For those of you prepping on the East Coast, you’ll be surprised to go outside and see the leaves changing colors. Yes, summer ended while you were buried under conditional statements, and fall is under way.

For those of you prepping on the West Coast, you’ll be completely unsurprised to go outside and see that it’s still perpetual summer. Enjoy your November tans while the rest of us start packing on that winter weight.

While it’s definitely a good idea to put some time in with your friends, family, and significant others, your journey to law school isn’t over yet. There are still a few things to take care of while waiting for your October LSAT scores to release.


Letters of Recommendation (LoRs) and transcripts are not completely under your control, so do these first.

Transcripts are sent out by your school, and the process is usually pretty straightforward. Figure out what it is, jump through the hoops, and check in to make sure it’s completed.

LoRs, on the other hand, are going to take a little bit more. Professors are getting inundated with requests, and they’re not particularly quick about writing these to begin with. Get on this as soon as possible. And everything you need to know about law school letters of recommendation can be found here.
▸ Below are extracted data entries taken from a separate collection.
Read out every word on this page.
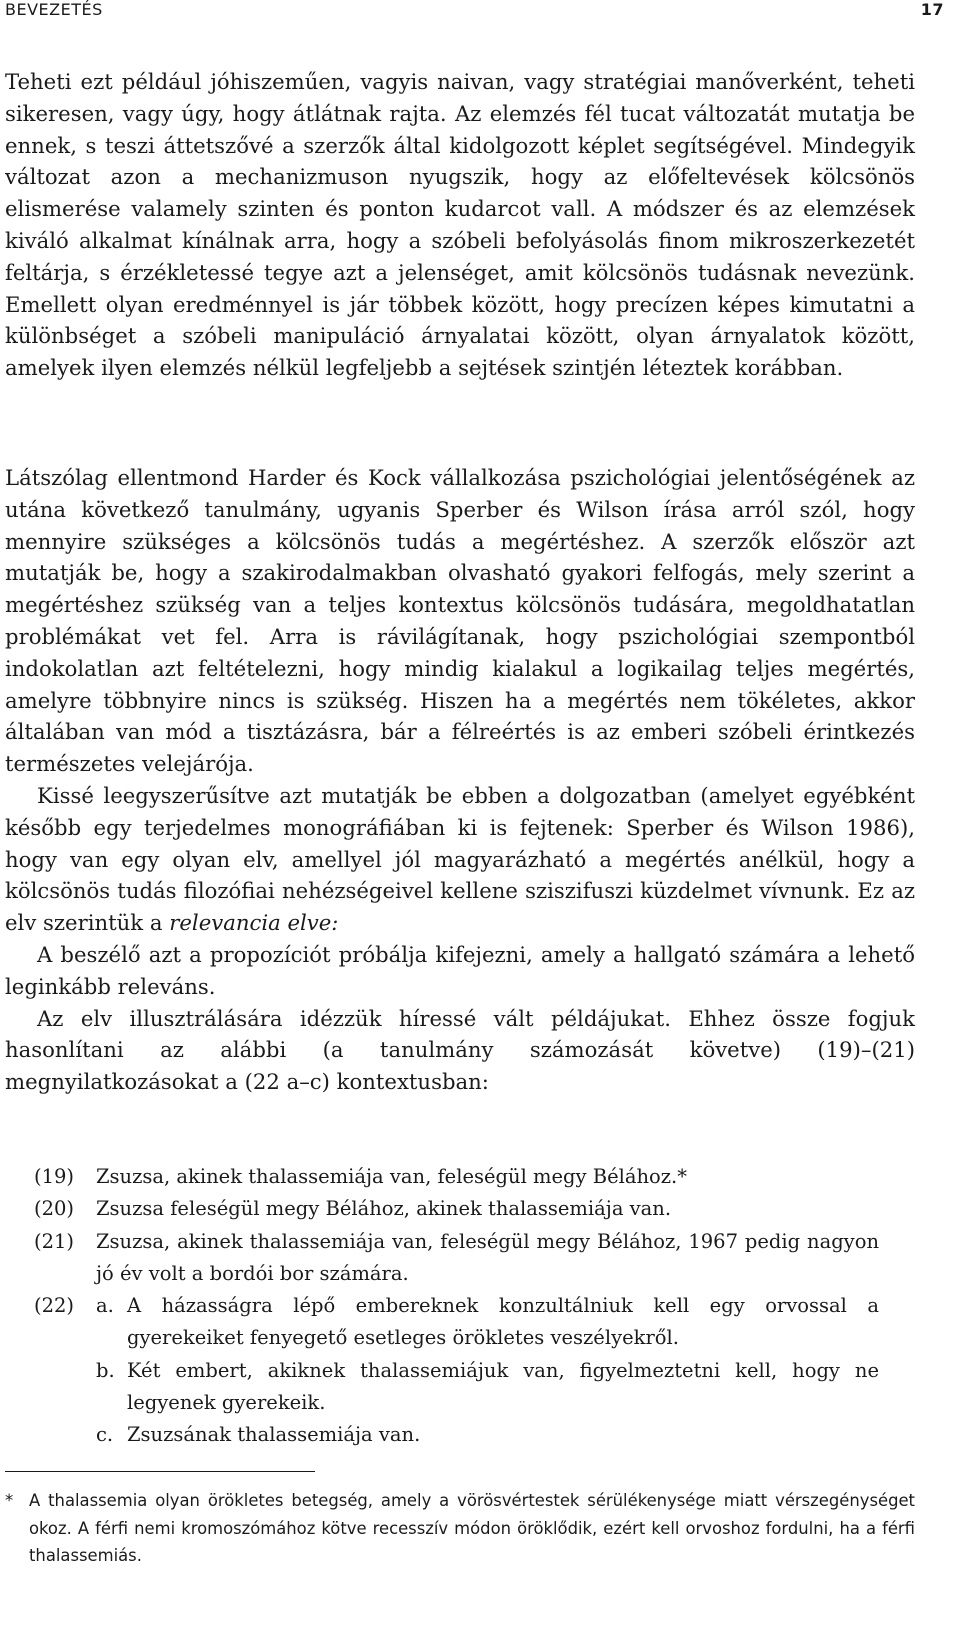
BEVEZETÉS	17

Teheti ezt például jóhiszeműen, vagyis naivan, vagy stratégiai manőverként, teheti sikeresen, vagy úgy, hogy átlátnak rajta. Az elemzés fél tucat változatát mutatja be ennek, s teszi áttetszővé a szerzők által kidolgozott képlet segítségével. Mindegyik változat azon a mechanizmuson nyugszik, hogy az előfeltevések kölcsönös elismerése valamely szinten és ponton kudarcot vall. A módszer és az elemzések kiváló alkalmat kínálnak arra, hogy a szóbeli befolyásolás finom mikroszerkezetét feltárja, s érzékletessé tegye azt a jelenséget, amit kölcsönös tudásnak nevezünk. Emellett olyan eredménnyel is jár többek között, hogy precízen képes kimutatni a különbséget a szóbeli manipuláció árnyalatai között, olyan árnyalatok között, amelyek ilyen elemzés nélkül legfeljebb a sejtések szintjén léteztek korábban.

Látszólag ellentmond Harder és Kock vállalkozása pszichológiai jelentőségének az utána következő tanulmány, ugyanis Sperber és Wilson írása arról szól, hogy mennyire szükséges a kölcsönös tudás a megértéshez. A szerzők először azt mutatják be, hogy a szakirodalmakban olvasható gyakori felfogás, mely szerint a megértéshez szükség van a teljes kontextus kölcsönös tudására, megoldhatatlan problémákat vet fel. Arra is rávilágítanak, hogy pszichológiai szempontból indokolatlan azt feltételezni, hogy mindig kialakul a logikailag teljes megértés, amelyre többnyire nincs is szükség. Hiszen ha a megértés nem tökéletes, akkor általában van mód a tisztázásra, bár a félreértés is az emberi szóbeli érintkezés természetes velejárója.

Kissé leegyszerűsítve azt mutatják be ebben a dolgozatban (amelyet egyébként később egy terjedelmes monográfiában ki is fejtenek: Sperber és Wilson 1986), hogy van egy olyan elv, amellyel jól magyarázható a megértés anélkül, hogy a kölcsönös tudás filozófiai nehézségeivel kellene sziszifuszi küzdelmet vívnunk. Ez az elv szerintük a relevancia elve:

A beszélő azt a propozíciót próbálja kifejezni, amely a hallgató számára a lehető leginkább releváns.

Az elv illusztrálására idézzük híressé vált példájukat. Ehhez össze fogjuk hasonlítani az alábbi (a tanulmány számozását követve) (19)–(21) megnyilatkozásokat a (22 a–c) kontextusban:

(19)	Zsuzsa, akinek thalassemiája van, feleségül megy Bélához.*
(20)	Zsuzsa feleségül megy Bélához, akinek thalassemiája van.
(21)	Zsuzsa, akinek thalassemiája van, feleségül megy Bélához, 1967 pedig nagyon jó év volt a bordói bor számára.
(22)	a. A házasságra lépő embereknek konzultálniuk kell egy orvossal a gyerekeiket fenyegető esetleges örökletes veszélyekről.
b. Két embert, akiknek thalassemiájuk van, figyelmeztetni kell, hogy ne legyenek gyerekeik.
c. Zsuzsának thalassemiája van.
* A thalassemia olyan örökletes betegség, amely a vörösvértestek sérülékenysége miatt vérszegénységet okoz. A férfi nemi kromoszómához kötve recesszív módon öröklődik, ezért kell orvoshoz fordulni, ha a férfi thalassemiás.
Essays and applications. Get them done ASAP.

The law school applications themselves are straightforward. After filling out the common info form through CAS, it shouldn’t take you more than 10-20 minutes for each application. While it’s hard to figure out exactly where to apply since you don’t have your LSAT score yet, you can take an educated guess as to the potential range of your performance. Fill out a few applications for schools at the lower and higher ends to account for a potential bad/great day, but you should be targeting schools around your PT average. It’s a short process.

Essays, on the other hand, will take up most of your law school application time. Not necessarily with actually writing them, but with thinking about them, letting them sit for a day or two so you can approach them with a fresh mindset, and giving others time to read and comment on them.
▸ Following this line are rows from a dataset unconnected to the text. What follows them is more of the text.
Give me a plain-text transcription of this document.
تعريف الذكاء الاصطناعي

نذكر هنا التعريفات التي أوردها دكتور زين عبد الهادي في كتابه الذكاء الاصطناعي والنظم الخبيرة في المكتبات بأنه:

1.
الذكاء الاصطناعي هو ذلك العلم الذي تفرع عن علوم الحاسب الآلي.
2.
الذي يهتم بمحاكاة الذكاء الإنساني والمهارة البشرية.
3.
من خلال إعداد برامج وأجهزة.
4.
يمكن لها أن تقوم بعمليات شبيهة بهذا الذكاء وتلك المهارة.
The hardest part of any law school admission essay is coming up with the theme and topic. Don’t rush it; write a few drafts of different essays to see what feels right. You should be looking for something you’re excited to write about and that captures a passion. After getting the theme and topic down this way, write everything you can think on the subject. Then, have others cut down the parts that aren’t interesting or stray from the central message. Do it yourself. Then, edit whatever’s left into an essay.

Again, our LSAT blog is a virtual library of information about how to write your law school personal statement.

The October LSAT is over, and it’s time to return to your regularly scheduled life. But the law school application process isn’t over, and the months can slip by. Start working on these elements now, put in a few hours each week, and you’ll be ready to go when your October LSAT score comes out.

And if it’s not what you want it to be, it’ll be even easier to prep for the December LSAT knowing that your law school applications are ready to go.